Alors quand le révérend docteur Roger Ray décrit les souffrances de son père pendant des décennies après la guerre dans laquelle il s'est battu, et il dit de façon poignante que l'hospitalisation et les différents types de drogues ne l'ont pas aidé, cela rend son père terriblement typique de nombreux vétérans. toutes les guerres. Et bien que le Dr Ray se réfère aux dizaines de milliers de vétérinaires qui souffrent encore, le nombre est en réalité bien dans les centaines de milliers.

Pour répondre à la question de M. Ray sur la façon d'aider, nous ne pouvons pas être sûrs de trouver des moyens d'aider chaque ancien combattant, et cela devrait nous pousser à chercher des réponses plus nombreuses et de meilleure qualité. Je sais par la recherche que j'ai faite pour mon livre sur les vétérinaires que certaines de ce que j'ai décrit ci-dessus sont utiles. Et dans mon prochain essai ici, je vais décrire une proposition spécifique pour aider plus de vétérinaires. Mais je ne peux certainement pas prétendre avoir toutes les réponses, et plus je parle aux vétérans de guerre, et plus je suis leurs luttes, plus je perçois le besoin de reconnaître que ce que nous faisons n'aide pas mais continue à essayer de trouver ce qui apporte le confort.

(Des entrevues sur ce sujet allant de 7 à 60 minutes peuvent être entendues à http://whenjohnnyandjanecomemarching.weebly.com/articles-interviews.html)

[1] Patch Adams. Gesundheit . Healing Arts Press, Rochester, VT. 1998, p. 35

[2] Paula J. Caplan. Quand Johnny et Jane reviennent chez eux: comment nous pouvons tous aider les vétérans . Cambridge: MIT Press, 2011.

[3] American Psychiatric Association. Manuel diagnostique et statistique des troubles mentaux-IV . Washington, DC: American Psychiatric Association. 1994.

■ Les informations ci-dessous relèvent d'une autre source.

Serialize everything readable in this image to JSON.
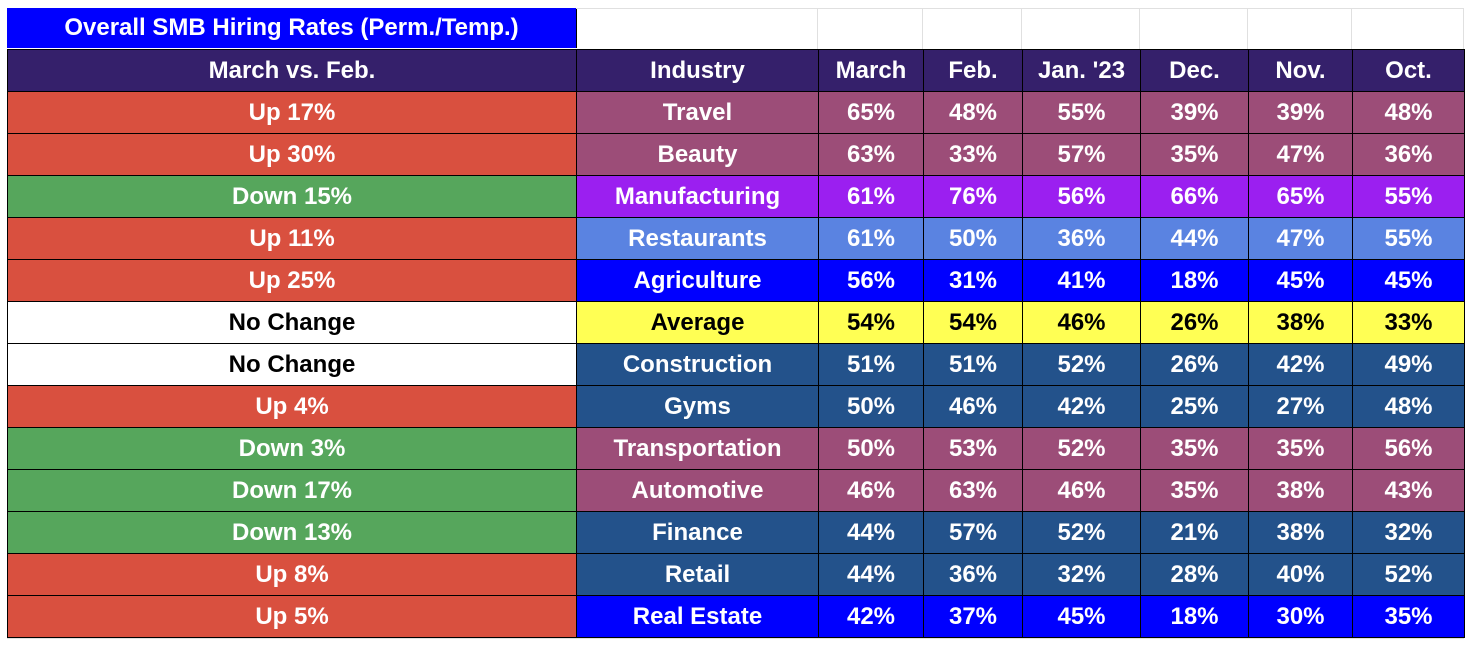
{
  "title": "Overall SMB Hiring Rates (Perm./Temp.)",
  "headers": {
    "change": "March vs. Feb.",
    "industry": "Industry",
    "months": [
      "March",
      "Feb.",
      "Jan. '23",
      "Dec.",
      "Nov.",
      "Oct."
    ]
  },
  "colors": {
    "header_bg": "#35206b",
    "title_bg": "#0000ff",
    "up": "#d9503f",
    "down": "#56a65c",
    "no_change": "#ffffff",
    "mauve": "#9c4d78",
    "purple": "#9b1ff0",
    "light_blue": "#5a83e1",
    "blue": "#0000ff",
    "yellow": "#ffff54",
    "navy": "#23528b"
  },
  "rows": [
    {
      "change": "Up 17%",
      "trend": "up",
      "industry": "Travel",
      "color": "mauve",
      "values": [
        "65%",
        "48%",
        "55%",
        "39%",
        "39%",
        "48%"
      ]
    },
    {
      "change": "Up 30%",
      "trend": "up",
      "industry": "Beauty",
      "color": "mauve",
      "values": [
        "63%",
        "33%",
        "57%",
        "35%",
        "47%",
        "36%"
      ]
    },
    {
      "change": "Down 15%",
      "trend": "down",
      "industry": "Manufacturing",
      "color": "purple",
      "values": [
        "61%",
        "76%",
        "56%",
        "66%",
        "65%",
        "55%"
      ]
    },
    {
      "change": "Up 11%",
      "trend": "up",
      "industry": "Restaurants",
      "color": "light_blue",
      "values": [
        "61%",
        "50%",
        "36%",
        "44%",
        "47%",
        "55%"
      ]
    },
    {
      "change": "Up 25%",
      "trend": "up",
      "industry": "Agriculture",
      "color": "blue",
      "values": [
        "56%",
        "31%",
        "41%",
        "18%",
        "45%",
        "45%"
      ]
    },
    {
      "change": "No Change",
      "trend": "nochange",
      "industry": "Average",
      "color": "yellow",
      "values": [
        "54%",
        "54%",
        "46%",
        "26%",
        "38%",
        "33%"
      ]
    },
    {
      "change": "No Change",
      "trend": "nochange",
      "industry": "Construction",
      "color": "navy",
      "values": [
        "51%",
        "51%",
        "52%",
        "26%",
        "42%",
        "49%"
      ]
    },
    {
      "change": "Up 4%",
      "trend": "up",
      "industry": "Gyms",
      "color": "navy",
      "values": [
        "50%",
        "46%",
        "42%",
        "25%",
        "27%",
        "48%"
      ]
    },
    {
      "change": "Down 3%",
      "trend": "down",
      "industry": "Transportation",
      "color": "mauve",
      "values": [
        "50%",
        "53%",
        "52%",
        "35%",
        "35%",
        "56%"
      ]
    },
    {
      "change": "Down 17%",
      "trend": "down",
      "industry": "Automotive",
      "color": "mauve",
      "values": [
        "46%",
        "63%",
        "46%",
        "35%",
        "38%",
        "43%"
      ]
    },
    {
      "change": "Down 13%",
      "trend": "down",
      "industry": "Finance",
      "color": "navy",
      "values": [
        "44%",
        "57%",
        "52%",
        "21%",
        "38%",
        "32%"
      ]
    },
    {
      "change": "Up 8%",
      "trend": "up",
      "industry": "Retail",
      "color": "navy",
      "values": [
        "44%",
        "36%",
        "32%",
        "28%",
        "40%",
        "52%"
      ]
    },
    {
      "change": "Up 5%",
      "trend": "up",
      "industry": "Real Estate",
      "color": "blue",
      "values": [
        "42%",
        "37%",
        "45%",
        "18%",
        "30%",
        "35%"
      ]
    }
  ]
}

[4] Voir psychdiagnosis.net pour 53 histoires de différentes façons dont les vies des gens ont été sérieusement blessées parce qu'elles ont reçu un label psychiatrique, ainsi que pour des solutions visant à éviter de tels dommages.

[5] Voir psychdiagnosis.net et Paula J. Caplan, ils disent que vous êtes fous: comment les psychiatres les plus puissants du monde décident qui est normal. Reading, MA: Addison-Wesley, 1995.

[6] Ibid.

[7] Robert L. Whitaker. Anatomie d'une épidémie: les balles magiques, les médicaments psychiatriques et l'étonnante montée de la maladie mentale en Amérique . New York: Couronne. 2010.

[8] Caplan, 2011.

[9] De nombreuses autres raisons de tels dommages sont décrites par Caplan, 2011.